About the person

The challenge

In 2023, renewable energy sources already contributed 52 per cent to the gross electricity generation in Germany. More than half of this was provided by the use of wind energy, the share of which is expected to increase further in the years to come. In this context, offshore wind energy, which according to European plans is to form the backbone of CO2-neutral electricity generation by 2050, will explicitly come into focus. An expansion to the targeted 450 GW of installed capacity in Europe, however, requires a continued reduction in electricity generation costs, which are significantly lower compared to conventional energy sources – but a direct comparison with the more cost-effective onshore wind energy shows that this is the key challenge.

From the lecture

The advantages of offshore wind energy compared to its onshore counterpart are obvious. In particular, higher wind speeds are consistently available at sea than on land, which means that a reliable generation of electricity from wind energy can be guaranteed there – even during dark doldrums on land.

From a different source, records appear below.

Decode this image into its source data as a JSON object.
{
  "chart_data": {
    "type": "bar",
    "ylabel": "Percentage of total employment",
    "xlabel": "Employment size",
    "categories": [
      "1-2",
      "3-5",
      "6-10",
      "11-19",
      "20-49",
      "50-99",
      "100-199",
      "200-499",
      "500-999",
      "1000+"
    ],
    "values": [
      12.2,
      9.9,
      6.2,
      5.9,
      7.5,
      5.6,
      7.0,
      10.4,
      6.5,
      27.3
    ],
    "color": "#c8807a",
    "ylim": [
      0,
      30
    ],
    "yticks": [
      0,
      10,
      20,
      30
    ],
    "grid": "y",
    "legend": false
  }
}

A variety of different approaches are used to reduce the costs of the turbines in order to enable more economical electricity generation. As the output of wind turbines increases quadratically with the rotor diameter and installation times and logistics are faster and cheaper in relation to output, the size of new turbines has been continuously increasing for years. Additional concepts include the monitoring of structural behaviour by means of sensors, which enable damage to be detected at an early stage. This allows the systems to be maintained depending on their condition and their operation to be regulated accordingly. Simulation models can support the systems over their service lifetime as so-called digital twins. The simulation data can be constantly re-validated using the data from the real turbine in order to obtain a better model. As the service life of wind turbines is mostly designed for 20 to 25 years based on a conservative calculation, the models based on real data enable the service life to be recalculated after 15 to 20 years.

In most cases, it is possible to continue operating the systems for longer. Recalculation with the help of classic simulation models is extremely complex, as many different combinations of environmental conditions have to be simulated. More recent AI-based methods – so-called metamodels – learn the correlation between the input and output variables of the classic simulation model, such as wind speed and service life, and can then be used to replace it in order to save computing time.

Perspectives

The costs of offshore wind energy have already dropped significantly in the past few years. The realisation of the energy transition, especially through the expansion of offshore wind energy use, represents a multi-thematic challenge that has to be tackled through interdisciplinary cooperation between different disciplines such as engineering and computer science. An extended service life of the turbines and effective damage management through sensor-based structural monitoring and computer modelling provide a valuable contribution to this.